20 Ekim 2019 Pazar

Uluslararası Dostluk Gücü

Bursa'da 3 yıl önce kurulan ve dernek başkanlığını kurucu başkan Hülya Arifoğlu'nun yaptığı Bursa Dostluk Derneği üyeleri, Brezilya'nın 3 farklı bölgesinden gelen Friendship Force International üyesi toplam 17 konuğu, 13-18 Ekim tarihleri arasında, Bursa ve çevresini gezdirerek Bursa'yı tanıttılar.
Geçtiğimiz haziran ayında İngiltere'ye ve Endonezya'ya konuk olan, geçmiş senelerde de Kanada ve Meksika'yı ağırlayan Bursa Dostluk Derneği üyeleri, evlerinde ağırladıkları konuklar ile her gün farklı bir rota izlediler.
Konuklar ilk gün Bursa'da Hanlar Bölgesi'ni, Yeşil Camii ve Tophane'yi, ikinci gün Mudanya, Tirilye ve Gölyazı'yı, üçüncü gün Cumalıkızık ve İznik'i, dördüncü gün Bursa Merkez'de Türk Hamamı'nı, beşinci gün Irgandı Köprüsü, Uludağ ve Şehir Müzesi'ni tanıdılar. 
Gezilen her mekânda rehber Derya Gerey Tektaş'ın akıcı anlatımı ile İspanyolca olarak yapılan tanıtımları ilgiyle dinlediler.
Yedikleri yemekler ile Türklere has lezzetleri tattılar.

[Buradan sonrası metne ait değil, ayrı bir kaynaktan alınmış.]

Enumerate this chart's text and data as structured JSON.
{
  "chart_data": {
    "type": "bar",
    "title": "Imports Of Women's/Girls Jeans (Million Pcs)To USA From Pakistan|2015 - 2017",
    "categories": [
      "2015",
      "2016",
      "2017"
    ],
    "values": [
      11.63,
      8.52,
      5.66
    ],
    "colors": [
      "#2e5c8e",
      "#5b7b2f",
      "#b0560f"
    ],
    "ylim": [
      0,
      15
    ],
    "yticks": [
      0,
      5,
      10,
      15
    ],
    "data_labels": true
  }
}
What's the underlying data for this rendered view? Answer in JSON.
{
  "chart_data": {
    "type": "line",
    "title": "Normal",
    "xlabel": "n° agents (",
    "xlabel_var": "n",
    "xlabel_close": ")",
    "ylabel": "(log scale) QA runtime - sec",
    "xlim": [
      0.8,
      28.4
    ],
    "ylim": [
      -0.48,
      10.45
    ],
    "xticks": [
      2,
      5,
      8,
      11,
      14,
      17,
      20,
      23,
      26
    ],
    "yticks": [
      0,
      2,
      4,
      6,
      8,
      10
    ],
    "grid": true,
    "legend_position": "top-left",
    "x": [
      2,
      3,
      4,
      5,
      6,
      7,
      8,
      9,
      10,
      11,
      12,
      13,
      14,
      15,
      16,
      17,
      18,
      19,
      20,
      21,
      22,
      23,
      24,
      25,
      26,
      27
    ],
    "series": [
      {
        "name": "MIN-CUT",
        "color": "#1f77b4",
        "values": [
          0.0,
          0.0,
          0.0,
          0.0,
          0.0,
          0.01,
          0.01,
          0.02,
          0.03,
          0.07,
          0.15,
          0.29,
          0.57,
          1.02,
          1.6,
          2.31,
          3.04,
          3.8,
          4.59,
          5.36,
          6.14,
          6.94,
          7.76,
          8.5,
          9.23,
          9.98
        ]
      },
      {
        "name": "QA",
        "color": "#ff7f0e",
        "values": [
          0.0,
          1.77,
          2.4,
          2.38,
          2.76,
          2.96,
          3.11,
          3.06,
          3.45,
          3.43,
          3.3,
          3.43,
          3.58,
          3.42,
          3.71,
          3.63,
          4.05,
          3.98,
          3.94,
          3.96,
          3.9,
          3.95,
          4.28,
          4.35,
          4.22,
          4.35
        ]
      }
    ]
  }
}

Bursa'ya özel sokak eğlencelerine katıldılar.
UNESCO Somut Olmayan Dünya Mirası Temsil Listesine girmiş olan el sanatlarımızdan "Ebru" sanatını tanıdılar ve kendileri de birer ebru çalışması yaptılar.
Son gece düzenlenen yemekte tema "Geleneksel Kına Gecesi Eğlencesi" idi ve bir konuk kınası yakılan gelin kız oldu.

Friendship Force International
Atlanta'da 1977 yılında kurulan "Friendship Force International" kendilerini tanımlarken "Kişisel arkadaşlıklar yoluyla anlayışı, kültürel eğitimi ve vatandaş diplomasisini teşvik etmeye odaklanan kâr amacı gütmeyen bir kültürel organizasyondur." diyor.
15.000 aktif üye, 300'den fazla yolculuk, 6 kıt'ada 60'tan fazla ülke ile tam bir uluslararası kültür elçisi olup geziyorlar dünyayı.
Uluslararası Dostluk Gücü - Friendship Force International'ın Türkiye'de de Ankara'da 2, İzmir'de 5, Kayseri, Denizli ve Bursa'da 1'er olmak üzere toplam 10 şubesi var.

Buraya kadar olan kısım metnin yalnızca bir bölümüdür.